Having grown up on a strict diet of horror movies, I've become very disillusioned with Hollywood's treatment of the genre over the last few years. I guess in a way, that disillusion is somewhat misplaced, as the horror genre has always been on the fringes of the mainstream. The great horror movies have been made by unknown directors (some of whom forged very successful careers in the industry), passionate about creating films to terrify audiences. But over the last few years horror has simply become a place where film makers can chuck buckets of blood at the screen, causing audiences to squirm with disgust rather than terror. So it's nice to see there are still, occasionally, films made that rely on psychology and good old fashioned camera and editing tricks (and a bit of CGI for good measure) to get scares out of the audience. 1408 isn't the scariest film I've seen. But it's still pretty good.
To be honest, 1408 is more of a psychological thriller than a horror movie. Parallels can be drawn between it and a previous (and much better) Stephen King adaptation, The Shining. They're both about authors. They're both about hotels. They're both about a father's relationship with his child. But that's where the similarities really end. 1408 is pretty much a one man show. Cusack is alone in the hotel room for almost the entirety of the film. The room is pushing him to the limits of his sanity. It wants to torture his mind to the point where he will kill himself. Cusack's performance is what the film really rests on. He has nobody to work off. He has to create the tension and drama pretty much alone. And it's to his credit that he does this quite successfully. Cusack's one of the most likable actors working (who doesn't like Cusack, honestly?!) and while Enslin isn't a particularly nice guy, you do find yourself sympathetic towards the guy. Samuel L. Jackson's role as Gerard Olin is little more than a cameo, but it's a pivotal cameo, as he sets the scene for Enslin and the audience and he does this very well.

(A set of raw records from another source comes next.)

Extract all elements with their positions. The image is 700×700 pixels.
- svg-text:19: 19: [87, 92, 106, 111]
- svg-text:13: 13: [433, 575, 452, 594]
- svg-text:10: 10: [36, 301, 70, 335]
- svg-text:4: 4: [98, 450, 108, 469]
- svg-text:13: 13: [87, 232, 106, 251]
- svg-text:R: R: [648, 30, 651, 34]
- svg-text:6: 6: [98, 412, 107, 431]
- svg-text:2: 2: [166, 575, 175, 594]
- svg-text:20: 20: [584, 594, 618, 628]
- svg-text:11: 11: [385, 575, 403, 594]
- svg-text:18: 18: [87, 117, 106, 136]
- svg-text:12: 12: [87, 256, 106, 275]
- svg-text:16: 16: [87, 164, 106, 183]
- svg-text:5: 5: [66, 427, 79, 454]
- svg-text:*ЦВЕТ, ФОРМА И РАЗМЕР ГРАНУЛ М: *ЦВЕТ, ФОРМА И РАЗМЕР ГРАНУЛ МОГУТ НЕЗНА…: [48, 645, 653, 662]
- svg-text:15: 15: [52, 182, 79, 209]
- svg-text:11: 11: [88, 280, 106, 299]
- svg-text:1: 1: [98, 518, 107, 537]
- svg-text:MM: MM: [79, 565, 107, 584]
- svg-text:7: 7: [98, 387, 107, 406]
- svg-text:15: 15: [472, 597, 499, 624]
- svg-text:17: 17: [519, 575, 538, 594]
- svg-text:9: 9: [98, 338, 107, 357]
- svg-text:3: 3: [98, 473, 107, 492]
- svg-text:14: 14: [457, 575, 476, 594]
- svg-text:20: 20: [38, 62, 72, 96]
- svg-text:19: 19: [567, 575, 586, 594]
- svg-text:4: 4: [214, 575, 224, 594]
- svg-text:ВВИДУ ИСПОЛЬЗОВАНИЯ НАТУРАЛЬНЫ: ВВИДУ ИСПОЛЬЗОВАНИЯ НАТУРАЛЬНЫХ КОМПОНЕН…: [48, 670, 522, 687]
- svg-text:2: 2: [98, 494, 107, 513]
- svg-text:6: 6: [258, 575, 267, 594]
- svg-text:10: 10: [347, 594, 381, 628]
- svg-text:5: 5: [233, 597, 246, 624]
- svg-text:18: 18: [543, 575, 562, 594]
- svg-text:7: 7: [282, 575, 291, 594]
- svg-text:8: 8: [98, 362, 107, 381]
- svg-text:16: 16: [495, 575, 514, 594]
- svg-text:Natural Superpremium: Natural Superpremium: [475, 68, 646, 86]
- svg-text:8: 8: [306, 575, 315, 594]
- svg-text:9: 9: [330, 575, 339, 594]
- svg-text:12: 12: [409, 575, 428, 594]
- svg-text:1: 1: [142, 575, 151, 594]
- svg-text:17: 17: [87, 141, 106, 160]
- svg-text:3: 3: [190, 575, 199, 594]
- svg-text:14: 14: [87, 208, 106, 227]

Halfstrom's direction is pretty good. He sets up the scares pretty well. He keeps the film focused on Cusack's battle of wits with the room and occasionally throws the odd CGI moment in without making them too jarring. If there's any fault in the film it's that, after a very good first hour, the last act sort of loses it's way a little. It's a shame really, because if it had stayed as taught and smoothly flowing as the first half of the film, 1408 could have been a classic. It's nice to finally see a horror (or psychological thriller to the more pedantic of readers) that doesn't go for tired, repetitive, hackneyed blood and guts garbage that's about as scary as a teddy bear... unless that teddy bear gets up and walks towards you. And it's good to see a pretty decent Stephen King adaptation. But I still wait for one of those rare movies that literally terrifies me to my core. Not since Hideo Nakata's Ringu have I experienced it, and it didn't happen with 1408. An excellent John Cusack performance, and a pretty good if not great film.